Portero – NFS Spain Glossary

Our porter is a fat, 60-something man that spends all his time in a big blue boiler suit, sitting in our building lobby, behind a small desk, reading books and polishing coins (he’s a collector of some sort). He is also an electrician by trade and picks up extra pocket money when he can by fixing up the wiring in flats belonging to the building’s residents. He is rather nice to us these days, mainly because we are nice to him. It pays to be nice to your portero, and woe betide anyone that gets on the wrong side of him. Your heating may take unusually long to get fixed when it suddenly breaks down in the dead of winter. Post may go missing on its way to your letterbox. All pure conjecture of course, but no one risks getting on the wrong side of their portero, especially as they are also famous gossips.

Apartment building porters are extremely common in Spain.
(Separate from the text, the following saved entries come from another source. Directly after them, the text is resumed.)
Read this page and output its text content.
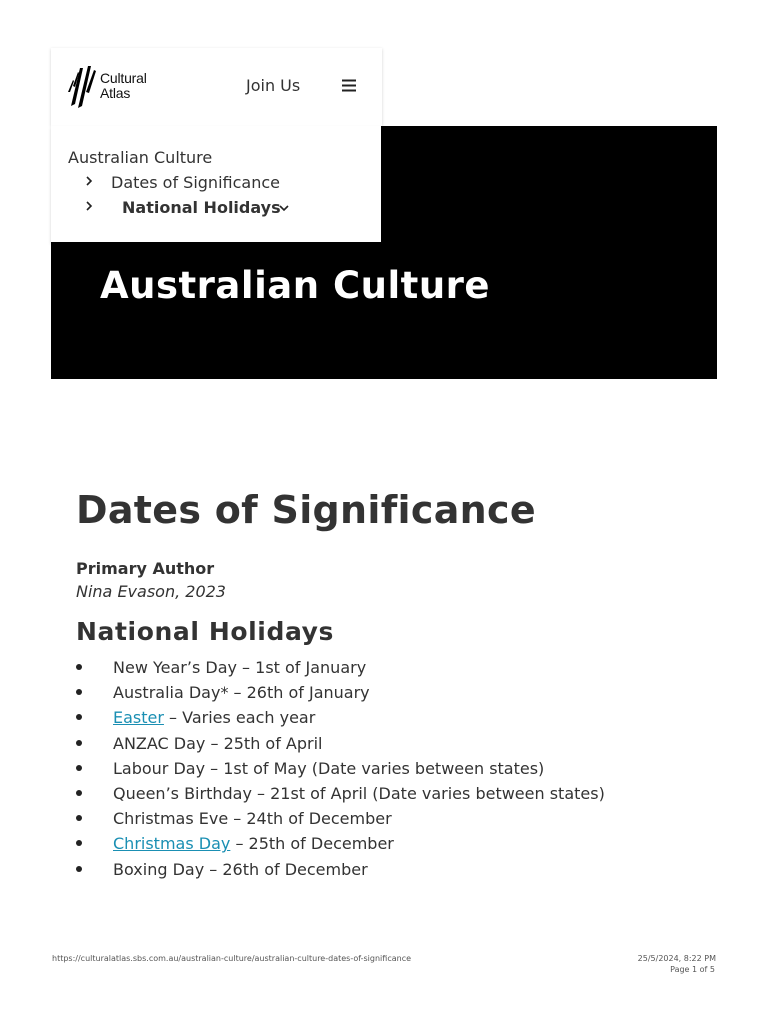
Cultural
Atlas	Join Us
Australian Culture
Australian Culture
Dates of Significance
National Holidays
Dates of Significance
Primary Author
Nina Evason, 2023
National Holidays
New Year’s Day – 1st of January
Australia Day* – 26th of January
Easter – Varies each year
ANZAC Day – 25th of April
Labour Day – 1st of May (Date varies between states)
Queen’s Birthday – 21st of April (Date varies between states)
Christmas Eve – 24th of December
Christmas Day – 25th of December
Boxing Day – 26th of December
https://culturalatlas.sbs.com.au/australian-culture/australian-culture-dates-of-significance	25/5/2024, 8:22 PM
Page 1 of 5
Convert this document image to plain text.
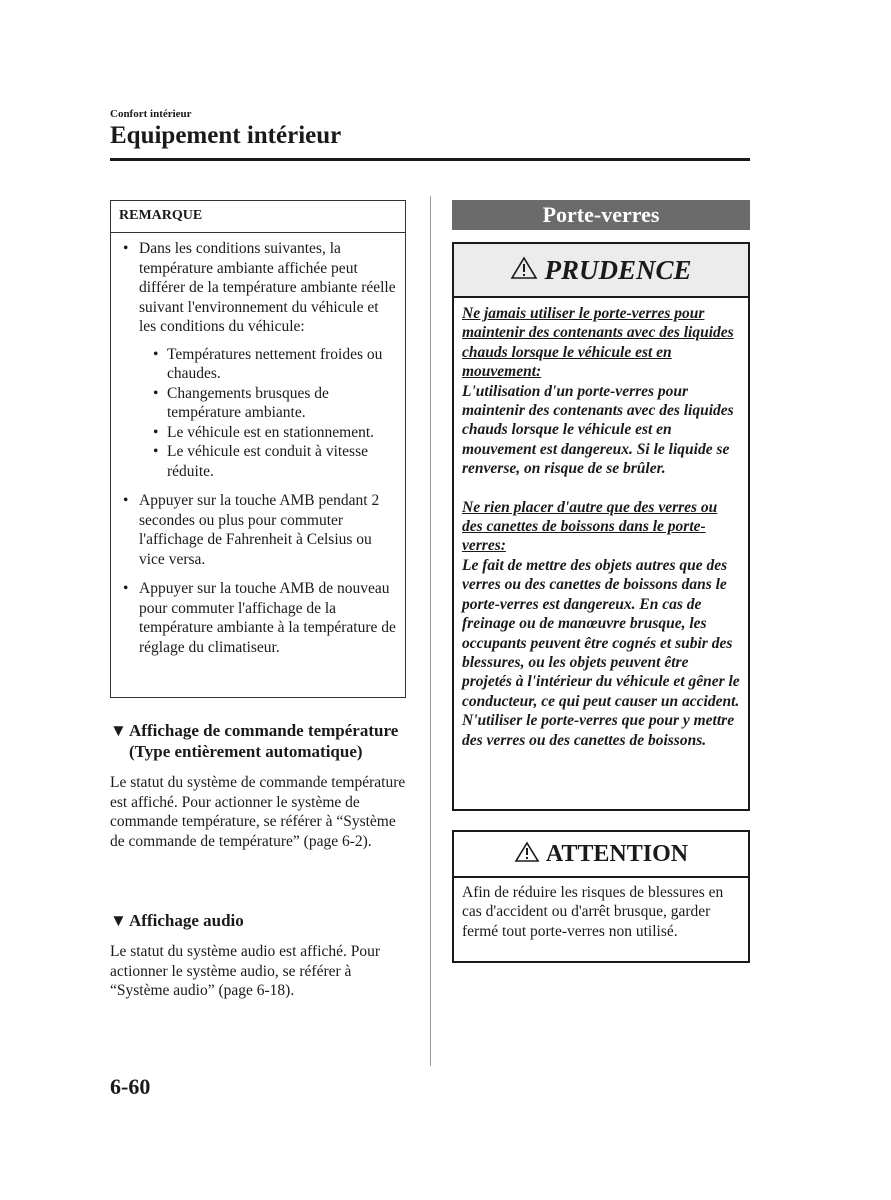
Confort intérieur
Equipement intérieur
REMARQUE
• Dans les conditions suivantes, la température ambiante affichée peut différer de la température ambiante réelle suivant l'environnement du véhicule et les conditions du véhicule:
• Températures nettement froides ou chaudes.
• Changements brusques de température ambiante.
• Le véhicule est en stationnement.
• Le véhicule est conduit à vitesse réduite.
• Appuyer sur la touche AMB pendant 2 secondes ou plus pour commuter l'affichage de Fahrenheit à Celsius ou vice versa.
• Appuyer sur la touche AMB de nouveau pour commuter l'affichage de la température ambiante à la température de réglage du climatiseur.
▼ Affichage de commande température (Type entièrement automatique)
Le statut du système de commande température est affiché. Pour actionner le système de commande température, se référer à “Système de commande de température” (page 6-2).
▼ Affichage audio
Le statut du système audio est affiché. Pour actionner le système audio, se référer à “Système audio” (page 6-18).
Porte-verres
PRUDENCE
Ne jamais utiliser le porte-verres pour maintenir des contenants avec des liquides chauds lorsque le véhicule est en mouvement:
L'utilisation d'un porte-verres pour maintenir des contenants avec des liquides chauds lorsque le véhicule est en mouvement est dangereux. Si le liquide se renverse, on risque de se brûler.
Ne rien placer d'autre que des verres ou des canettes de boissons dans le porte-verres:
Le fait de mettre des objets autres que des verres ou des canettes de boissons dans le porte-verres est dangereux. En cas de freinage ou de manœuvre brusque, les occupants peuvent être cognés et subir des blessures, ou les objets peuvent être projetés à l'intérieur du véhicule et gêner le conducteur, ce qui peut causer un accident. N'utiliser le porte-verres que pour y mettre des verres ou des canettes de boissons.
ATTENTION
Afin de réduire les risques de blessures en cas d'accident ou d'arrêt brusque, garder fermé tout porte-verres non utilisé.
6-60
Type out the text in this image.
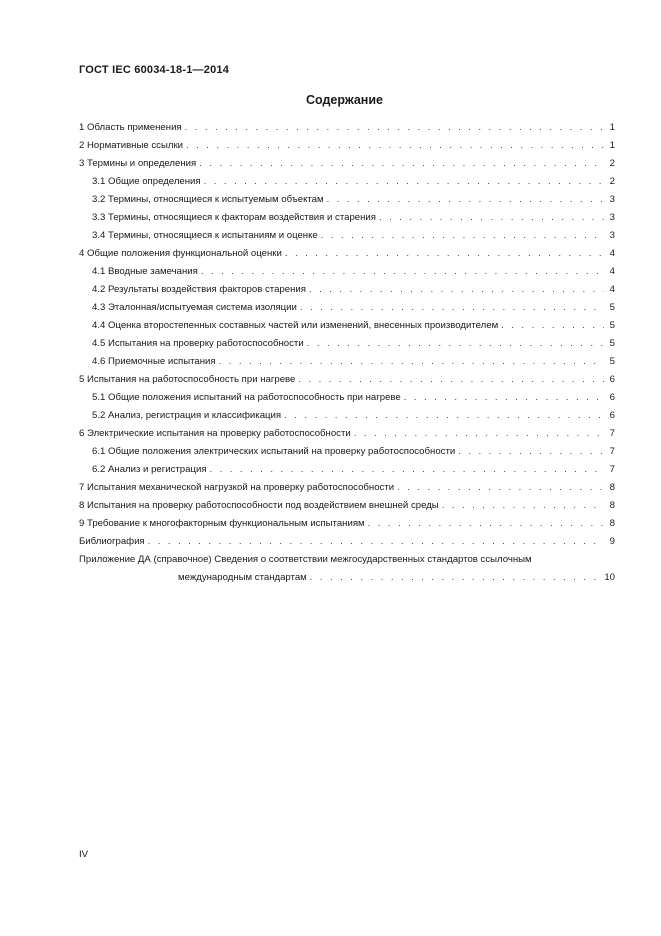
ГОСТ IEC 60034-18-1—2014
Содержание
1 Область применения . . .	1
2 Нормативные ссылки . . .	1
3 Термины и определения . . .	2
3.1 Общие определения . . .	2
3.2 Термины, относящиеся к испытуемым объектам . . .	3
3.3 Термины, относящиеся к факторам воздействия и старения . . .	3
3.4 Термины, относящиеся к испытаниям и оценке . . .	3
4 Общие положения функциональной оценки . . .	4
4.1 Вводные замечания . . .	4
4.2 Результаты воздействия факторов старения . . .	4
4.3 Эталонная/испытуемая система изоляции . . .	5
4.4 Оценка второстепенных составных частей или изменений, внесенных производителем . . .	5
4.5 Испытания на проверку работоспособности . . .	5
4.6 Приемочные испытания . . .	5
5 Испытания на работоспособность при нагреве . . .	6
5.1 Общие положения испытаний на работоспособность при нагреве . . .	6
5.2 Анализ, регистрация и классификация . . .	6
6 Электрические испытания на проверку работоспособности . . .	7
6.1 Общие положения электрических испытаний на проверку работоспособности . . .	7
6.2 Анализ и регистрация . . .	7
7 Испытания механической нагрузкой на проверку работоспособности . . .	8
8 Испытания на проверку работоспособности под воздействием внешней среды . . .	8
9 Требование к многофакторным функциональным испытаниям . . .	8
Библиография . . .	9
Приложение ДА (справочное) Сведения о соответствии межгосударственных стандартов ссылочным
международным стандартам . . .	10
IV
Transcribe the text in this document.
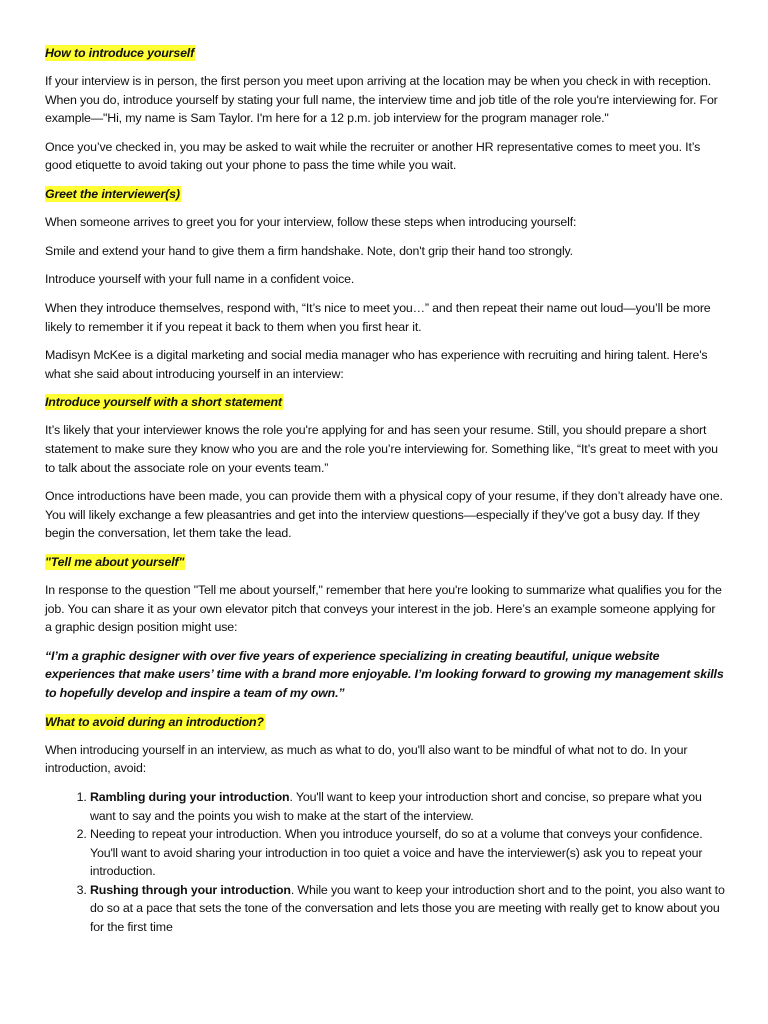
How to introduce yourself

If your interview is in person, the first person you meet upon arriving at the location may be when you check in with reception. When you do, introduce yourself by stating your full name, the interview time and job title of the role you're interviewing for. For example—"Hi, my name is Sam Taylor. I'm here for a 12 p.m. job interview for the program manager role."

Once you’ve checked in, you may be asked to wait while the recruiter or another HR representative comes to meet you. It’s good etiquette to avoid taking out your phone to pass the time while you wait.

Greet the interviewer(s)

When someone arrives to greet you for your interview, follow these steps when introducing yourself:

Smile and extend your hand to give them a firm handshake. Note, don't grip their hand too strongly.

Introduce yourself with your full name in a confident voice.

When they introduce themselves, respond with, “It’s nice to meet you…” and then repeat their name out loud—you’ll be more likely to remember it if you repeat it back to them when you first hear it.

Madisyn McKee is a digital marketing and social media manager who has experience with recruiting and hiring talent. Here's what she said about introducing yourself in an interview:

Introduce yourself with a short statement

It’s likely that your interviewer knows the role you're applying for and has seen your resume. Still, you should prepare a short statement to make sure they know who you are and the role you’re interviewing for. Something like, “It’s great to meet with you to talk about the associate role on your events team.”

Once introductions have been made, you can provide them with a physical copy of your resume, if they don’t already have one. You will likely exchange a few pleasantries and get into the interview questions—especially if they’ve got a busy day. If they begin the conversation, let them take the lead.

"Tell me about yourself"

In response to the question "Tell me about yourself," remember that here you're looking to summarize what qualifies you for the job. You can share it as your own elevator pitch that conveys your interest in the job. Here’s an example someone applying for a graphic design position might use:

“I’m a graphic designer with over five years of experience specializing in creating beautiful, unique website experiences that make users’ time with a brand more enjoyable. I’m looking forward to growing my management skills to hopefully develop and inspire a team of my own.”

What to avoid during an introduction?

When introducing yourself in an interview, as much as what to do, you'll also want to be mindful of what not to do. In your introduction, avoid:

1. Rambling during your introduction. You'll want to keep your introduction short and concise, so prepare what you want to say and the points you wish to make at the start of the interview.
2. Needing to repeat your introduction. When you introduce yourself, do so at a volume that conveys your confidence. You'll want to avoid sharing your introduction in too quiet a voice and have the interviewer(s) ask you to repeat your introduction.
3. Rushing through your introduction. While you want to keep your introduction short and to the point, you also want to do so at a pace that sets the tone of the conversation and lets those you are meeting with really get to know about you for the first time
Every building in the smarter areas of town will have one, though there will be very few in slightly less well-off barrios like Madrid’s Lavapies. The porter is paid by the comunidad, the collective body of flat owners who pay a monthly fee, also known as the comunidad, for the upkeep of the building, cleaning of communal stairwells etc. A porter will be given a free flat within the building they look after, meanwhile paying off or renting out another property somewhere else, often in a village outside town, to move into when they retire.

One of my ambitions is to have lunch with our porter, whose wife drives the entire comunidad wild with the aromas of thick meat stews that pour from their ground floor flat into the lobby, hitting me just as I get back from buying something far less satisfactory from the local Ahora Mas supermarket. Perhaps I can bribe my way in with a couple of old British coins for his collection.